Repetitive strain injuries (RSI), which include several musculoskeletal disorders and nerve compression injuries, are associated with performance of repetitive and forceful tasks. In this study, we examined the effects of performing a voluntary, moderate repetition, high force (MRHF; 9 reaches/min; 60% maximum pulling force) task for 12 weeks on motor behavior and nerve function, inflammatory responses in forearm musculoskeletal and nerve tissues and serum, and neurochemical immunoexpression in cervical spinal cord dorsal horns. We observed no change in reach rate, but reduced voluntary participation and grip strength in week 12, and increased cutaneous sensitivity in weeks 6 and 12, the latter indicative of mechanical allodynia.
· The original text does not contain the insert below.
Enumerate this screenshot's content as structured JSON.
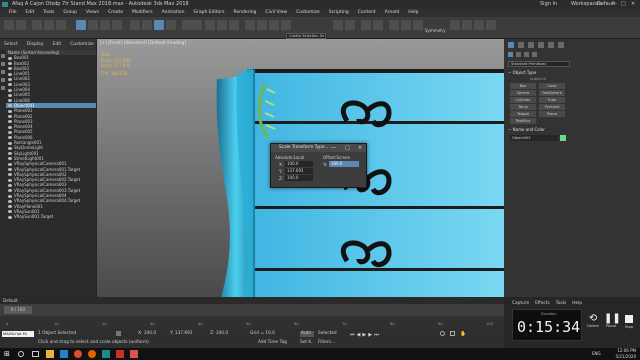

Nerve conduction velocity (NCV) decreased 15% in the median nerve in week 12, indicative of low-grade nerve compression. ED-1 cells increased in distal radius and ulna in week 12, and in the median nerve and forearm muscles and tendons in weeks 6 and 12. Cytokines IL-1α, IL-1β, TNF-α, and IL-10 increased in distal forearm bones in week 12, while IL-6 increased in tendon in week 12. However, serum analysis revealed only increased TNF-α in week 6 and macrophage inflammatory protein 3a (MIP3a) in weeks 6 and 12. Lastly, Substance P and neurokinin-1 were both increased in weeks 6 and 12 in the dorsal horns of cervical spinal cord segments. These results show that a high force, but moderate repetition task, induced declines in motor and nerve function as well as peripheral and systemic inflammatory responses (albeit the latter was mild). The peripheral inflammatory responses were associated with signs of central sensitization (mechanical allodynia and increased neurochemicals in spinal cord dorsal horns).